The city of Philadelphia is on a hiring spree, sparked by the recently passed sweetened-beverage tax.
More than two dozen jobs have been posted since last week, and city officials say more are on the way. They range from data analysts and school-health specialists to a workforce manager for a prekindergarten expansion, all listed as the city prepares to launch both the tax and the programs it will fund.
"These are important early steps that we need to take to make sure the programs are implemented effectively," city finance director Rob Dubow said.
The city has budgeted about $2.6 million in the first year for the new hires. City spokeswoman Lauren Hitt said the salaries will be paid with revenue from the sweetened-beverage tax and, before the tax is implemented, from the general fund.
Mayor Kenney signed the 1.5-cent-per-ounce tax on sugary and diet drinks, the first of its kind passed by a major U.S. city, into law in mid-June. The city plans to start collecting the tax Jan. 1.
The American Beverage Association has vowed a court challenge. Lawyer Shanin Specter, hired to handle the case, declined Tuesday to comment on when it could be filed.

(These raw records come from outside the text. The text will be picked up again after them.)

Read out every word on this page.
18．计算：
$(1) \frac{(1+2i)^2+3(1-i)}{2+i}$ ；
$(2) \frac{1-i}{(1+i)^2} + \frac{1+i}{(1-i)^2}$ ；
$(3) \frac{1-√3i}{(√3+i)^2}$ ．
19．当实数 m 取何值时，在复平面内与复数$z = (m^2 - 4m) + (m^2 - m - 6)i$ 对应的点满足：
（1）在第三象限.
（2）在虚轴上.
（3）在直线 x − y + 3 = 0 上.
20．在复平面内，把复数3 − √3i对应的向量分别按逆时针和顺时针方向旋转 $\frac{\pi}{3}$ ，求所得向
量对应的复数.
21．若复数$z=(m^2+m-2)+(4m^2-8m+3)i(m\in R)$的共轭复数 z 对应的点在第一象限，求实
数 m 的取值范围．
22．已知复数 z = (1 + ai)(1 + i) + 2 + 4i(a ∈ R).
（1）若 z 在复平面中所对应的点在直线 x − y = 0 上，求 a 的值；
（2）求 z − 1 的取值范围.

Despite the threat, the city is ramping up, with about 40 new hires expected in the near future.
Fifteen are tied to rollout of the sweetened-drinks tax, including customer service and compliance jobs. The city is also hiring an education coordinator, who will lead efforts to make sure everyone from the distributors who sell sweetened beverages in bulk to the corner stores that sell them by the can and the consumers who buy them understand what the tax is and how it will work.
Three of the jobs are related to the city's planned expansion of prekindergarten, including one focused on engaging with parents and another with pre-K providers.
The largest share - about two dozen jobs - are related to the creation of nine community schools, which will become hubs for social services for the surrounding neighborhoods. Kenney announced the locations of those schools at a news conference Monday.
Each will have a community school coordinator. Deana Gamble, spokeswoman for the mayor's Office of Education, said the city is urging those interested to apply, in particular if they have firsthand experience in the community.
"We're looking for qualified people, and if they come from the communities, great," she said. "And if not, they at least need to understand the needs of those communities and be willing to listen and learn from the community."
Gamble said she hopes a majority of the education-related hires will be made by early September. City spokesman Mike Dunn said the city hopes to fill the first of the beverage-tax-related jobs by late August.
As the city continues to take applications, an old posting remains on its list of open job opportunities - a complete streets director.
Officials announced the new position in February, at the urging of those who said the city needed someone in charge of ensuring roadways are safe not just for cars but for bikers and pedestrians.
Five months later, it seems the city will soon be filling that slot, too.